I believe it is time for us to be looking carefully at issues relevant to both the survival and the unfolding maturation of the human species as a whole. Edgar Morin has said that in addition to "real-world" issues facing individuals, communities, and nations, such as world hunger, poverty, or ecological degradation, our world must also meet and grapple with "problems of the second order" or "meta-problems", which are revealed in the way we think about and formulate solutions to these "external problems".
Speaking of humanity's desperate need for "a reform in thinking", Morin describes the all-too-common "black/white", "right/wrong", "either/or" approach to solving problems as a mode of thought that is "simplistic in the extreme, which underlies so many dialogues, [leading] inevitably to dead-ends... [This occurs in part because it is] blind to inter-retro actions and circular causality."
Morin argues that, whether we realize it or not, problems are spatially and temporally interdependent; therefore, only a complex kind of thinking (which he also describes as "holographic", "recursive", and "dialogic") can "deal with the 'inseparability of problems' in which each depends on the other." Such a reform in thinking, Morin summarizes, implies a mental revolution "of considerably greater proportions than the Copernican revolution".
American culture has created a socio- (or psycho-)pathic "me first" social mold. Paul Levy has called it "Malignant Egophrenia" (or "Me" Disease). Just look at what we've done to the earth, our only home. Or lavishly paid CEOs who are willing to operate a runaway destructive financial system that demands the exploitation of people and other living beings for short-term gain. No sane person would behave that way. And the 2020s will be the time when the chickens begin to come home to roost: time to pay the piper.

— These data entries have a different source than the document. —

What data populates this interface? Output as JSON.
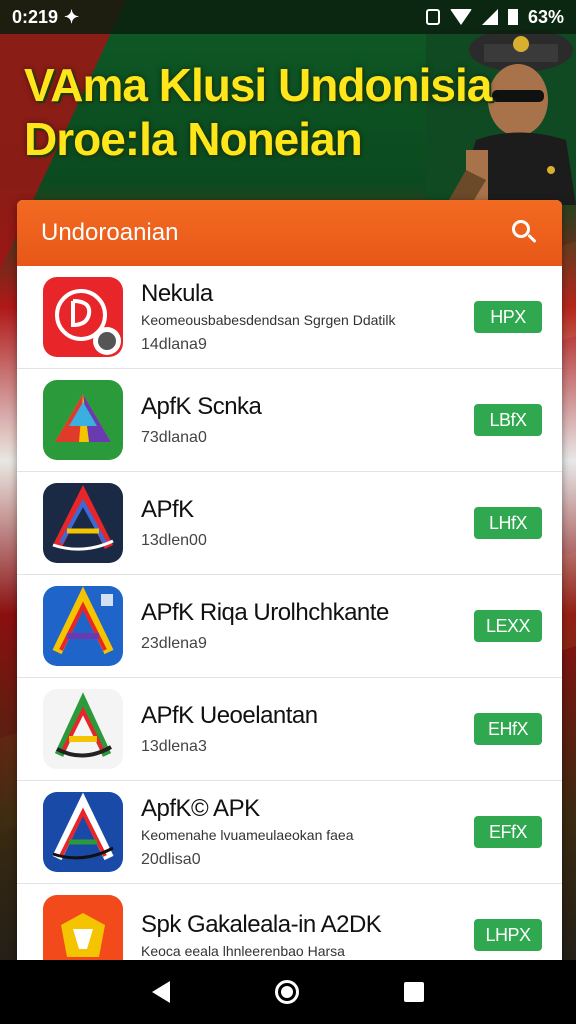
{
  "status_bar": {
    "time": "0:219",
    "battery": "63%"
  },
  "banner": {
    "line1": "VAma Klusi Undonisia",
    "line2": "Droe:la Noneian"
  },
  "header": {
    "title": "Undoroanian"
  },
  "apps": [
    {
      "name": "Nekula",
      "desc": "Keomeousbabesdendsan Sgrgen Ddatilk",
      "meta": "14dlana9",
      "button": "HPX"
    },
    {
      "name": "ApfK Scnka",
      "desc": "",
      "meta": "73dlana0",
      "button": "LBfX"
    },
    {
      "name": "APfK",
      "desc": "",
      "meta": "13dlen00",
      "button": "LHfX"
    },
    {
      "name": "APfK Riqa Urolhchkante",
      "desc": "",
      "meta": "23dlena9",
      "button": "LEXX"
    },
    {
      "name": "APfK Ueoelantan",
      "desc": "",
      "meta": "13dlena3",
      "button": "EHfX"
    },
    {
      "name": "ApfK© APK",
      "desc": "Keomenahe lvuameulaeokan faea",
      "meta": "20dlisa0",
      "button": "EFfX"
    },
    {
      "name": "Spk Gakaleala-in A2DK",
      "desc": "Keoca eeala lhnleerenbao Harsa",
      "meta": "",
      "button": "LHPX"
    }
  ],
  "colors": {
    "header": "#f26a22",
    "button": "#2fa84f",
    "banner_text": "#ffe61a"
  }
}
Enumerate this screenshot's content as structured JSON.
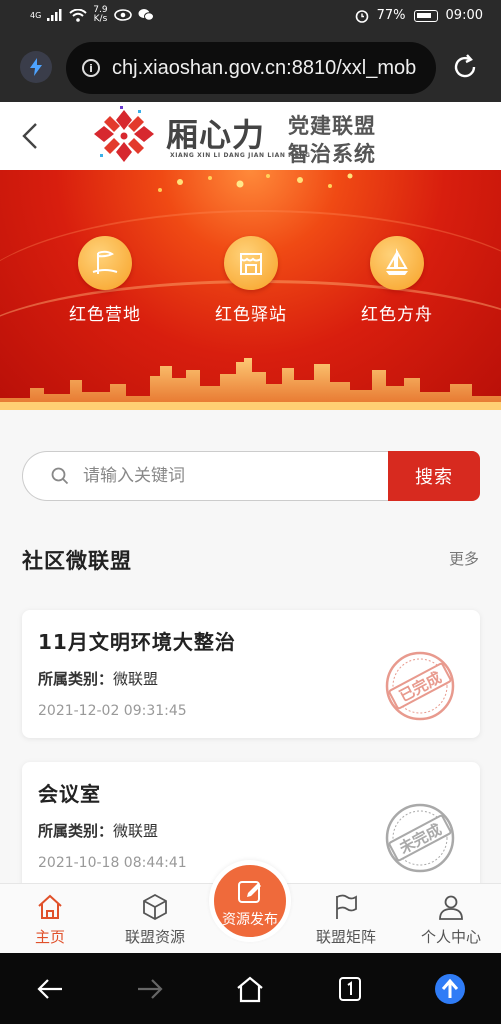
{
  "status_bar": {
    "signal_label": "4G",
    "net_speed_value": "7.9",
    "net_speed_unit": "K/s",
    "battery": "77%",
    "time": "09:00"
  },
  "browser": {
    "url": "chj.xiaoshan.gov.cn:8810/xxl_mob"
  },
  "header": {
    "logo_main": "厢心力",
    "logo_pinyin": "XIANG XIN LI DANG JIAN LIAN MENG",
    "logo_line1": "党建联盟",
    "logo_line2": "智治系统"
  },
  "banner": {
    "features": [
      {
        "label": "红色营地",
        "icon": "flag-map-icon"
      },
      {
        "label": "红色驿站",
        "icon": "station-icon"
      },
      {
        "label": "红色方舟",
        "icon": "sailboat-icon"
      }
    ]
  },
  "search": {
    "placeholder": "请输入关键词",
    "button_label": "搜索"
  },
  "section": {
    "title": "社区微联盟",
    "more_label": "更多"
  },
  "cards": [
    {
      "title": "11月文明环境大整治",
      "category_label": "所属类别：",
      "category_value": "微联盟",
      "time": "2021-12-02 09:31:45",
      "stamp": "已完成",
      "stamp_color": "#e89a8e"
    },
    {
      "title": "会议室",
      "category_label": "所属类别：",
      "category_value": "微联盟",
      "time": "2021-10-18 08:44:41",
      "stamp": "未完成",
      "stamp_color": "#a9a9a9"
    }
  ],
  "tabbar": {
    "tabs": [
      {
        "label": "主页",
        "icon": "home-icon",
        "active": true
      },
      {
        "label": "联盟资源",
        "icon": "cube-icon",
        "active": false
      },
      {
        "label": "联盟矩阵",
        "icon": "flag-icon",
        "active": false
      },
      {
        "label": "个人中心",
        "icon": "user-icon",
        "active": false
      }
    ],
    "publish_label": "资源发布"
  },
  "colors": {
    "accent": "#d72a1f",
    "tab_active": "#e0502a",
    "publish": "#ef6a3b"
  }
}
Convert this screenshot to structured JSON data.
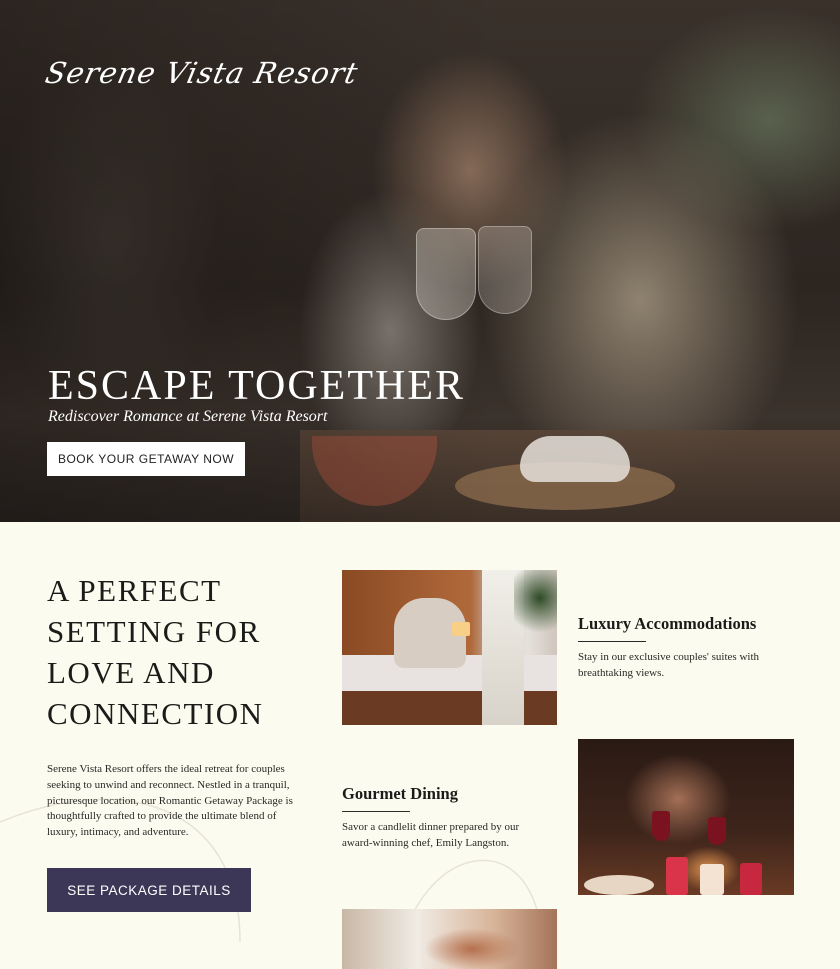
{
  "brand": {
    "logo_text": "Serene Vista Resort"
  },
  "hero": {
    "title": "ESCAPE TOGETHER",
    "subtitle": "Rediscover Romance at Serene Vista Resort",
    "cta_label": "BOOK YOUR GETAWAY NOW"
  },
  "intro": {
    "title_lines": [
      "A PERFECT",
      "SETTING FOR",
      "LOVE AND",
      "CONNECTION"
    ],
    "body": "Serene Vista Resort offers the ideal retreat for couples seeking to unwind and reconnect. Nestled in a tranquil, picturesque location, our Romantic Getaway Package is thoughtfully crafted to provide the ultimate blend of luxury, intimacy, and adventure.",
    "cta_label": "SEE PACKAGE DETAILS"
  },
  "features": [
    {
      "title": "Luxury Accommodations",
      "description": "Stay in our exclusive couples' suites with breathtaking views."
    },
    {
      "title": "Gourmet Dining",
      "description": "Savor a candlelit dinner prepared by our award-winning chef, Emily Langston."
    }
  ],
  "colors": {
    "background": "#fcfbef",
    "accent": "#3d3757",
    "text": "#1c1b1a"
  }
}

In exploring some of the perils and promises likely to be a part of our unfolding future, a number of writers have employed the metaphor of humanity being ill, perhaps with a cancer-like malady. Certainly, there are a number of parallels between the way the way in which humanity appears to be eating its way indiscriminately across the surface of the planet... and a malignant growth that develops in a human being (eventually destroying the body on which it depended).
Extending this image. we might say that malignant cells are like "egocentric cells", concerned only with producing more of themselves (and perhaps "their kind"), and oblivious to the cost of their endeavor. Yet, for such a "disease metaphor" to even begin to be helpful in motivating us to seek healing, there is an obvious prerequisite. We would first need to allow ourselves to recognize and accept that we have a disease.
This crucial issue brings us to yet another image. What if, instead of a formal malignancy, we imagine that humanity, as a species, now has a life-threatening addiction? In Addiction and Grace May stresses that the psychological, neurological, and spiritual dynamics of full-fledged addiction can be found actively at work within every human being. He compares it to a "psychic malignancy sucking our life energy into specific obsessions and compulsions, leaving less and less energy available for other people and other pursuits".